Closed jrs65 closed 4 years ago

jrs65 commented 6 years ago

Spherical polar coordinates (r, theta, phi) are defined such that z = r cos(theta), i.e. theta is an angle measured from the polar axis to the vector pointing at the given position. The routine to_polar returns the latitude instead (i.e. the angle from equatorial plane). This is unexpected from the name, and also violates the cited ISO-31-11 which defines spherical coordinates in the standard manner.

There's only seven calls in total to to_polar so I don't think it would be that much of an issue to change them all to some new convention. Given that the existing call basically calculates the most useful quantities for astronomical coordinates it probably makes sense to use that, but call it something other than to_polar (e.g. xyz_to_radec). I'd probably rearrange the return value order to (r, ra, dec) (as opposed to the currentr, dec, ra) which turns it back into a right handed coordinate system.

I can probably fix these and send in a PR if this makes sense.

brandon-rhodes commented 6 years ago

Good question! Skyfield uses the convention from Physics, not astronomy; for the difference, see:

https://en.wikipedia.org/wiki/Spherical_coordinate_system

I had hoped to stave off confusion on this point by referencing the relevant ISO standard, which specifies the meaning and exact order of the parameters, right in the docstring; I'll go expand the docstring with more explanation since it didn't wind up being enough.

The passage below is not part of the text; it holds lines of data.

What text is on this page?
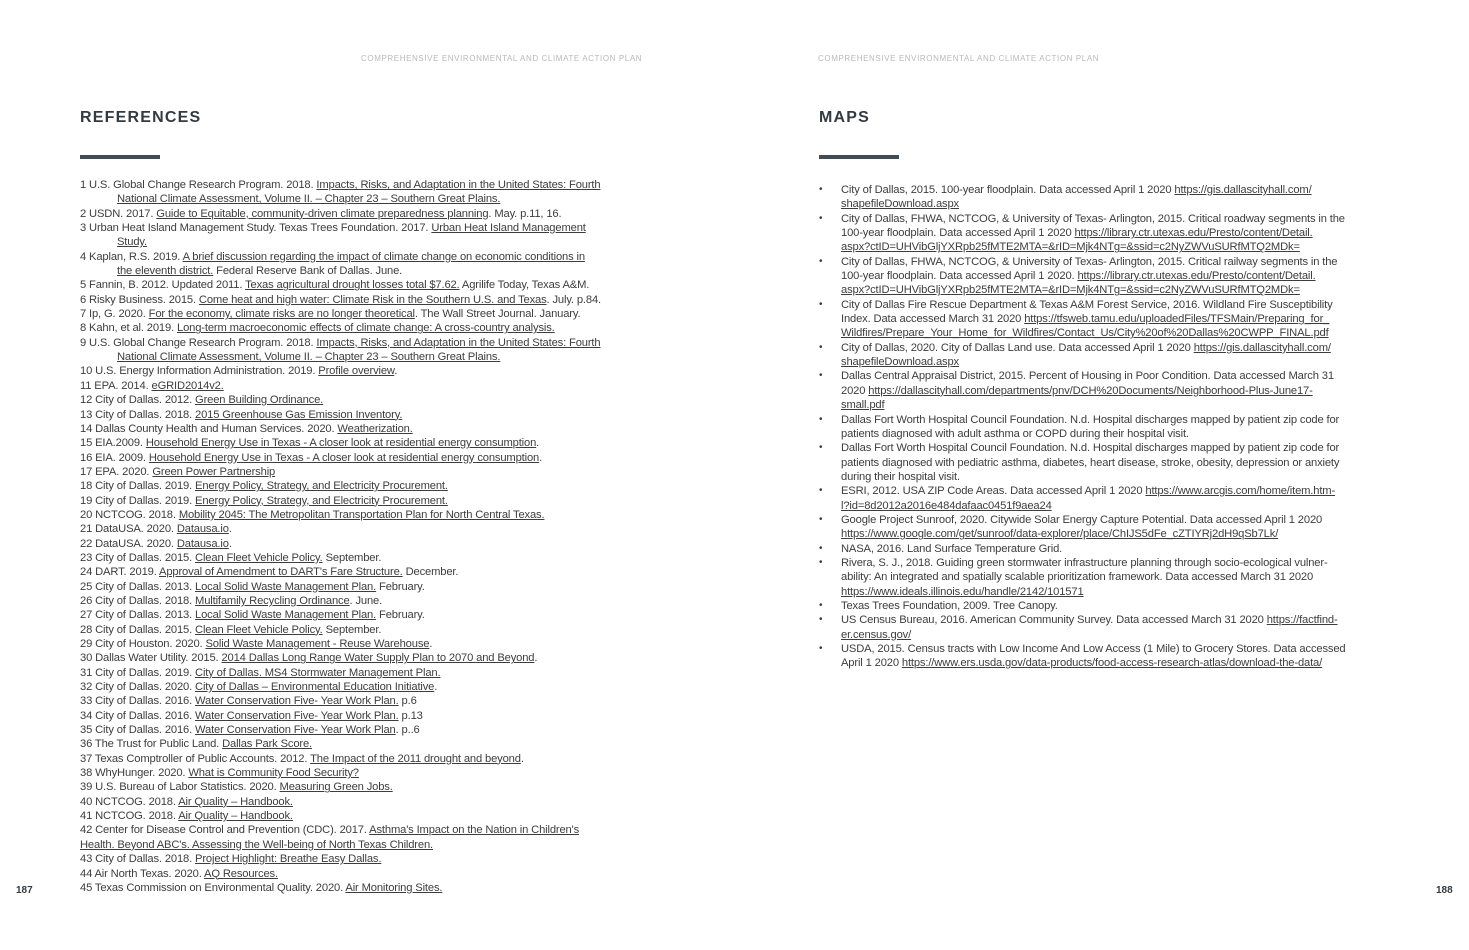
COMPREHENSIVE ENVIRONMENTAL AND CLIMATE ACTION PLAN
REFERENCES
1 U.S. Global Change Research Program. 2018. Impacts, Risks, and Adaptation in the United States: Fourth
National Climate Assessment, Volume II. – Chapter 23 – Southern Great Plains.
2 USDN. 2017. Guide to Equitable, community-driven climate preparedness planning. May. p.11, 16.
3 Urban Heat Island Management Study. Texas Trees Foundation. 2017. Urban Heat Island Management
Study.
4 Kaplan, R.S. 2019. A brief discussion regarding the impact of climate change on economic conditions in
the eleventh district. Federal Reserve Bank of Dallas. June.
5 Fannin, B. 2012. Updated 2011. Texas agricultural drought losses total $7.62. Agrilife Today, Texas A&M.
6 Risky Business. 2015. Come heat and high water: Climate Risk in the Southern U.S. and Texas. July. p.84.
7 Ip, G. 2020. For the economy, climate risks are no longer theoretical. The Wall Street Journal. January.
8 Kahn, et al. 2019. Long-term macroeconomic effects of climate change: A cross-country analysis.
9 U.S. Global Change Research Program. 2018. Impacts, Risks, and Adaptation in the United States: Fourth
National Climate Assessment, Volume II. – Chapter 23 – Southern Great Plains.
10 U.S. Energy Information Administration. 2019. Profile overview.
11 EPA. 2014. eGRID2014v2.
12 City of Dallas. 2012. Green Building Ordinance.
13 City of Dallas. 2018. 2015 Greenhouse Gas Emission Inventory.
14 Dallas County Health and Human Services. 2020. Weatherization.
15 EIA.2009. Household Energy Use in Texas - A closer look at residential energy consumption.
16 EIA. 2009. Household Energy Use in Texas - A closer look at residential energy consumption.
17 EPA. 2020. Green Power Partnership
18 City of Dallas. 2019. Energy Policy, Strategy, and Electricity Procurement.
19 City of Dallas. 2019. Energy Policy, Strategy, and Electricity Procurement.
20 NCTCOG. 2018. Mobility 2045: The Metropolitan Transportation Plan for North Central Texas.
21 DataUSA. 2020. Datausa.io.
22 DataUSA. 2020. Datausa.io.
23 City of Dallas. 2015. Clean Fleet Vehicle Policy. September.
24 DART. 2019. Approval of Amendment to DART's Fare Structure. December.
25 City of Dallas. 2013. Local Solid Waste Management Plan. February.
26 City of Dallas. 2018. Multifamily Recycling Ordinance. June.
27 City of Dallas. 2013. Local Solid Waste Management Plan. February.
28 City of Dallas. 2015. Clean Fleet Vehicle Policy. September.
29 City of Houston. 2020. Solid Waste Management - Reuse Warehouse.
30 Dallas Water Utility. 2015. 2014 Dallas Long Range Water Supply Plan to 2070 and Beyond.
31 City of Dallas. 2019. City of Dallas. MS4 Stormwater Management Plan.
32 City of Dallas. 2020. City of Dallas – Environmental Education Initiative.
33 City of Dallas. 2016. Water Conservation Five- Year Work Plan. p.6
34 City of Dallas. 2016. Water Conservation Five- Year Work Plan. p.13
35 City of Dallas. 2016. Water Conservation Five- Year Work Plan. p..6
36 The Trust for Public Land. Dallas Park Score.
37 Texas Comptroller of Public Accounts. 2012. The Impact of the 2011 drought and beyond.
38 WhyHunger. 2020. What is Community Food Security?
39 U.S. Bureau of Labor Statistics. 2020. Measuring Green Jobs.
40 NCTCOG. 2018. Air Quality – Handbook.
41 NCTCOG. 2018. Air Quality – Handbook.
42 Center for Disease Control and Prevention (CDC). 2017. Asthma's Impact on the Nation in Children's
Health. Beyond ABC's. Assessing the Well-being of North Texas Children.
43 City of Dallas. 2018. Project Highlight: Breathe Easy Dallas.
44 Air North Texas. 2020. AQ Resources.
45 Texas Commission on Environmental Quality. 2020. Air Monitoring Sites.
187
COMPREHENSIVE ENVIRONMENTAL AND CLIMATE ACTION PLAN
MAPS
• City of Dallas, 2015. 100-year floodplain. Data accessed April 1 2020 https://gis.dallascityhall.com/
shapefileDownload.aspx
• City of Dallas, FHWA, NCTCOG, & University of Texas- Arlington, 2015. Critical roadway segments in the
100-year floodplain. Data accessed April 1 2020 https://library.ctr.utexas.edu/Presto/content/Detail.
aspx?ctID=UHVibGljYXRpb25fMTE2MTA=&rID=Mjk4NTg=&ssid=c2NyZWVuSURfMTQ2MDk=
• City of Dallas, FHWA, NCTCOG, & University of Texas- Arlington, 2015. Critical railway segments in the
100-year floodplain. Data accessed April 1 2020. https://library.ctr.utexas.edu/Presto/content/Detail.
aspx?ctID=UHVibGljYXRpb25fMTE2MTA=&rID=Mjk4NTg=&ssid=c2NyZWVuSURfMTQ2MDk=
• City of Dallas Fire Rescue Department & Texas A&M Forest Service, 2016. Wildland Fire Susceptibility
Index. Data accessed March 31 2020 https://tfsweb.tamu.edu/uploadedFiles/TFSMain/Preparing_for_
Wildfires/Prepare_Your_Home_for_Wildfires/Contact_Us/City%20of%20Dallas%20CWPP_FINAL.pdf
• City of Dallas, 2020. City of Dallas Land use. Data accessed April 1 2020 https://gis.dallascityhall.com/
shapefileDownload.aspx
• Dallas Central Appraisal District, 2015. Percent of Housing in Poor Condition. Data accessed March 31
2020 https://dallascityhall.com/departments/pnv/DCH%20Documents/Neighborhood-Plus-June17-
small.pdf
• Dallas Fort Worth Hospital Council Foundation. N.d. Hospital discharges mapped by patient zip code for
patients diagnosed with adult asthma or COPD during their hospital visit.
• Dallas Fort Worth Hospital Council Foundation. N.d. Hospital discharges mapped by patient zip code for
patients diagnosed with pediatric asthma, diabetes, heart disease, stroke, obesity, depression or anxiety
during their hospital visit.
• ESRI, 2012. USA ZIP Code Areas. Data accessed April 1 2020 https://www.arcgis.com/home/item.htm-
l?id=8d2012a2016e484dafaac0451f9aea24
• Google Project Sunroof, 2020. Citywide Solar Energy Capture Potential. Data accessed April 1 2020
https://www.google.com/get/sunroof/data-explorer/place/ChIJS5dFe_cZTIYRj2dH9qSb7Lk/
• NASA, 2016. Land Surface Temperature Grid.
• Rivera, S. J., 2018. Guiding green stormwater infrastructure planning through socio-ecological vulner-
ability: An integrated and spatially scalable prioritization framework. Data accessed March 31 2020
https://www.ideals.illinois.edu/handle/2142/101571
• Texas Trees Foundation, 2009. Tree Canopy.
• US Census Bureau, 2016. American Community Survey. Data accessed March 31 2020 https://factfind-
er.census.gov/
• USDA, 2015. Census tracts with Low Income And Low Access (1 Mile) to Grocery Stores. Data accessed
April 1 2020 https://www.ers.usda.gov/data-products/food-access-research-atlas/download-the-data/
188
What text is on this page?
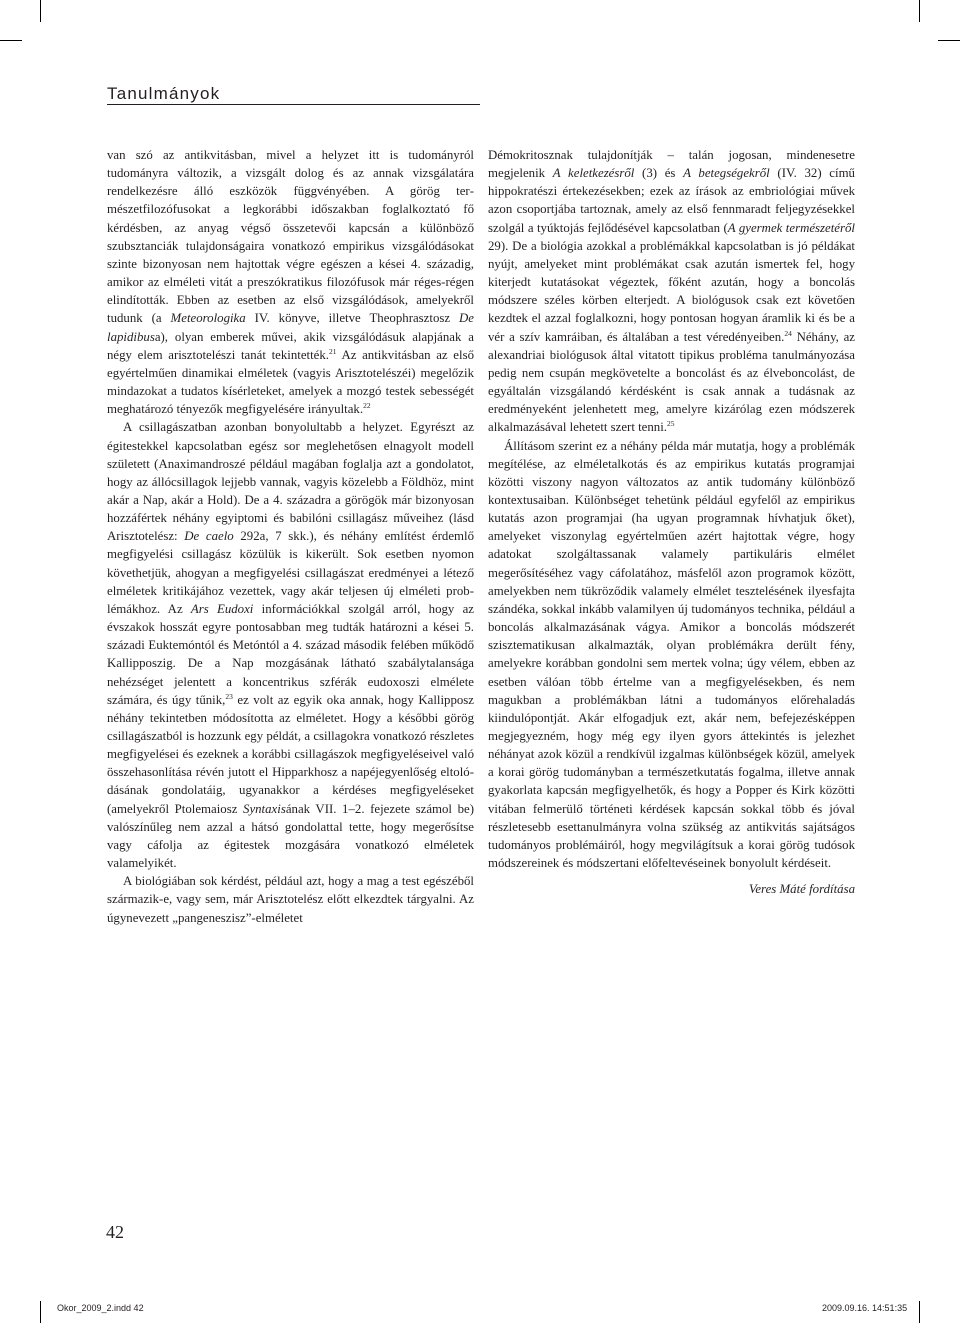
Tanulmányok

van szó az antikvitásban, mivel a helyzet itt is tudományról tudományra változik, a vizsgált dolog és az annak vizsgálatára rendelkezésre álló eszközök függvényében. A görög természetfilozófusokat a legkorábbi időszakban foglalkoztató fő kérdésben, az anyag végső összetevői kapcsán a különböző szubsztanciák tulajdonságaira vonatkozó empirikus vizsgálódásokat szinte bizonyosan nem hajtottak végre egészen a kései 4. századig, amikor az elméleti vitát a preszókratikus filozófusok már réges-régen elindították. Ebben az esetben az első vizsgálódások, amelyekről tudunk (a Meteorologika IV. könyve, illetve Theophrasztosz De lapidibusa), olyan emberek művei, akik vizsgálódásuk alapjának a négy elem arisztotelészi tanát tekintették.$^{21}$ Az antikvitásban az első egyértelműen dinamikai elméletek (vagyis Arisztotelészéi) megelőzik mindazokat a tudatos kísérleteket, amelyek a mozgó testek sebességét meghatározó tényezők megfigyelésére irányultak.$^{22}$

A csillagászatban azonban bonyolultabb a helyzet. Egyrészt az égitestekkel kapcsolatban egész sor meglehetősen elnagyolt modell született (Anaximandroszé például magában foglalja azt a gondolatot, hogy az állócsillagok lejjebb vannak, vagyis közelebb a Földhöz, mint akár a Nap, akár a Hold). De a 4. századra a görögök már bizonyosan hozzáfértek néhány egyiptomi és babilóni csillagász műveihez (lásd Arisztotelész: De caelo 292a, 7 skk.), és néhány említést érdemlő megfigyelési csillagász közülük is kikerült. Sok esetben nyomon követhetjük, ahogyan a megfigyelési csillagászat eredményei a létező elméletek kritikájához vezettek, vagy akár teljesen új elméleti problémákhoz. Az Ars Eudoxi információkkal szolgál arról, hogy az évszakok hosszát egyre pontosabban meg tudták határozni a kései 5. századi Euktemóntól és Metóntól a 4. század második felében működő Kallipposzig. De a Nap mozgásának látható szabálytalansága nehézséget jelentett a koncentrikus szférák eudoxoszi elmélete számára, és úgy tűnik,$^{23}$ ez volt az egyik oka annak, hogy Kallipposz néhány tekintetben módosította az elméletet. Hogy a későbbi görög csillagászatból is hozzunk egy példát, a csillagokra vonatkozó részletes megfigyelései és ezeknek a korábbi csillagászok megfigyeléseivel való összehasonlítása révén jutott el Hipparkhosz a napéjegyenlőség eltolódásának gondolatáig, ugyanakkor a kérdéses megfigyeléseket (amelyekről Ptolemaiosz Syntaxisának VII. 1–2. fejezete számol be) valószínűleg nem azzal a hátsó gondolattal tette, hogy megerősítse vagy cáfolja az égitestek mozgására vonatkozó elméletek valamelyikét.

A biológiában sok kérdést, például azt, hogy a mag a test egészéből származik-e, vagy sem, már Arisztotelész előtt elkezdtek tárgyalni. Az úgynevezett „pangeneszisz”-elméletet

Démokritosznak tulajdonítják – talán jogosan, mindenesetre megjelenik A keletkezésről (3) és A betegségekről (IV. 32) című hippokratészi értekezésekben; ezek az írások az embriológiai művek azon csoportjába tartoznak, amely az első fennmaradt feljegyzésekkel szolgál a tyúktojás fejlődésével kapcsolatban (A gyermek természetéről 29). De a biológia azokkal a problémákkal kapcsolatban is jó példákat nyújt, amelyeket mint problémákat csak azután ismertek fel, hogy kiterjedt kutatásokat végeztek, főként azután, hogy a boncolás módszere széles körben elterjedt. A biológusok csak ezt követően kezdtek el azzal foglalkozni, hogy pontosan hogyan áramlik ki és be a vér a szív kamráiban, és általában a test véredényeiben.$^{24}$ Néhány, az alexandriai biológusok által vitatott tipikus probléma tanulmányozása pedig nem csupán megkövetelte a boncolást és az élveboncolást, de egyáltalán vizsgálandó kérdésként is csak annak a tudásnak az eredményeként jelenhetett meg, amelyre kizárólag ezen módszerek alkalmazásával lehetett szert tenni.$^{25}$

Állításom szerint ez a néhány példa már mutatja, hogy a problémák megítélése, az elméletalkotás és az empirikus kutatás programjai közötti viszony nagyon változatos az antik tudomány különböző kontextusaiban. Különbséget tehetünk például egyfelől az empirikus kutatás azon programjai (ha ugyan programnak hívhatjuk őket), amelyeket viszonylag egyértelműen azért hajtottak végre, hogy adatokat szolgáltassanak valamely partikuláris elmélet megerősítéséhez vagy cáfolatához, másfelől azon programok között, amelyekben nem tükröződik valamely elmélet tesztelésének ilyesfajta szándéka, sokkal inkább valamilyen új tudományos technika, például a boncolás alkalmazásának vágya. Amikor a boncolás módszerét szisztematikusan alkalmazták, olyan problémákra derült fény, amelyekre korábban gondolni sem mertek volna; úgy vélem, ebben az esetben válóan több értelme van a megfigyelésekben, és nem magukban a problémákban látni a tudományos előrehaladás kiindulópontját. Akár elfogadjuk ezt, akár nem, befejezésképpen megjegyezném, hogy még egy ilyen gyors áttekintés is jelezhet néhányat azok közül a rendkívül izgalmas különbségek közül, amelyek a korai görög tudományban a természetkutatás fogalma, illetve annak gyakorlata kapcsán megfigyelhetők, és hogy a Popper és Kirk közötti vitában felmerülő történeti kérdések kapcsán sokkal több és jóval részletesebb esettanulmányra volna szükség az antikvitás sajátságos tudományos problémáiról, hogy megvilágítsuk a korai görög tudósok módszereinek és módszertani előfeltevéseinek bonyolult kérdéseit.

Veres Máté fordítása

42
Okor_2009_2.indd 42	2009.09.16. 14:51:35
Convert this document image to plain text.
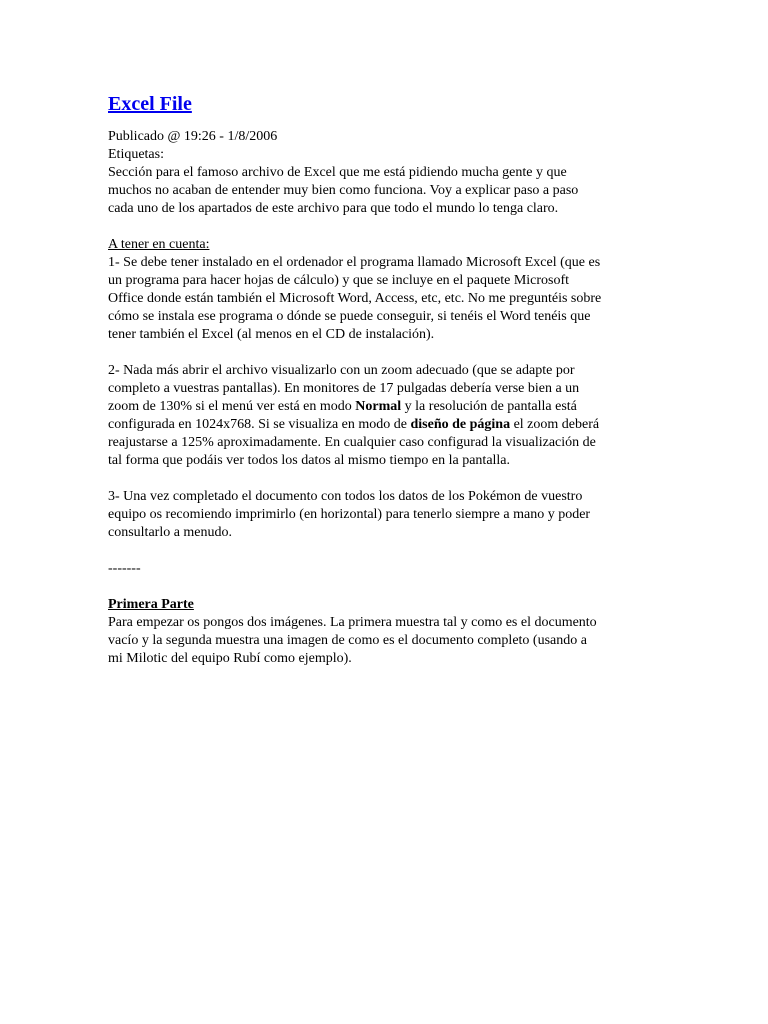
Excel File
Publicado @ 19:26 - 1/8/2006
Etiquetas:
Sección para el famoso archivo de Excel que me está pidiendo mucha gente y que
muchos no acaban de entender muy bien como funciona. Voy a explicar paso a paso
cada uno de los apartados de este archivo para que todo el mundo lo tenga claro.
A tener en cuenta:
1- Se debe tener instalado en el ordenador el programa llamado Microsoft Excel (que es
un programa para hacer hojas de cálculo) y que se incluye en el paquete Microsoft
Office donde están también el Microsoft Word, Access, etc, etc. No me preguntéis sobre
cómo se instala ese programa o dónde se puede conseguir, si tenéis el Word tenéis que
tener también el Excel (al menos en el CD de instalación).
2- Nada más abrir el archivo visualizarlo con un zoom adecuado (que se adapte por
completo a vuestras pantallas). En monitores de 17 pulgadas debería verse bien a un
zoom de 130% si el menú ver está en modo Normal y la resolución de pantalla está
configurada en 1024x768. Si se visualiza en modo de diseño de página el zoom deberá
reajustarse a 125% aproximadamente. En cualquier caso configurad la visualización de
tal forma que podáis ver todos los datos al mismo tiempo en la pantalla.
3- Una vez completado el documento con todos los datos de los Pokémon de vuestro
equipo os recomiendo imprimirlo (en horizontal) para tenerlo siempre a mano y poder
consultarlo a menudo.
-------
Primera Parte
Para empezar os pongos dos imágenes. La primera muestra tal y como es el documento
vacío y la segunda muestra una imagen de como es el documento completo (usando a
mi Milotic del equipo Rubí como ejemplo).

I'll include the wikipedia link, too. Let me know if there are other links or phrases that might help folks keep straight which convention has been chosen — thanks!

jrs65 commented 6 years ago

Sure, but the problem is that to_polar doesn't actually use the convention from physics. It gets the polar angle incorrect. If it was using the convention from physics functions.py:L56 should be theta = arccos(z / r).

brandon-rhodes commented 6 years ago

Ah — so you're also concerned about the difference between the astrometric way of measuring "latitude" (up and down from the equator), versus the approach of measuring it from the pole?

jrs65 commented 6 years ago

Exactly. Only the latter set would be considered correct spherical coordinates by the ISO standard or the "physics convention". In particular it's super confusing to label what is technically latitude theta.

brandon-rhodes commented 6 years ago

I'll re-open this issue and at the very least document more clearly the difference. I can't change the call signature without breaking folks's working code, I don't think.

brandon-rhodes commented 6 years ago

Oh, I know what I can do. Introduce routines with spherical in the name instead of polar and have them do the right thing; then mark the polar ones as deprecated :)

I'll look at what it would do the code.

jrs65 commented 6 years ago

Great. I think that solution makes a lot of sense, I wasn't thinking about the case that folks might make use of that routine externally!

brandon-rhodes commented 6 years ago

Looking at all of the uses of the polar routines in the code, it looks to me like having the spherical routines deal with theta will just generate work everywhere, since what all the outer routines need is a latitude-ish number, not a number measured from the pole. So I'm likely to name the parameters in and out of the new routines lat and lon unless we can come up with something better (I thought for a minute about longish and lattish but that would be difficult to parse.)

brandon-rhodes commented 6 years ago

And if I do that I wonder if I should put distance last, to match everything else? If I'm not doing ISO, why not match everything else in the code?

Any votes one way or the other?

brandon-rhodes commented 4 years ago

(See the commit, above, for my decision and rationale. Thanks!)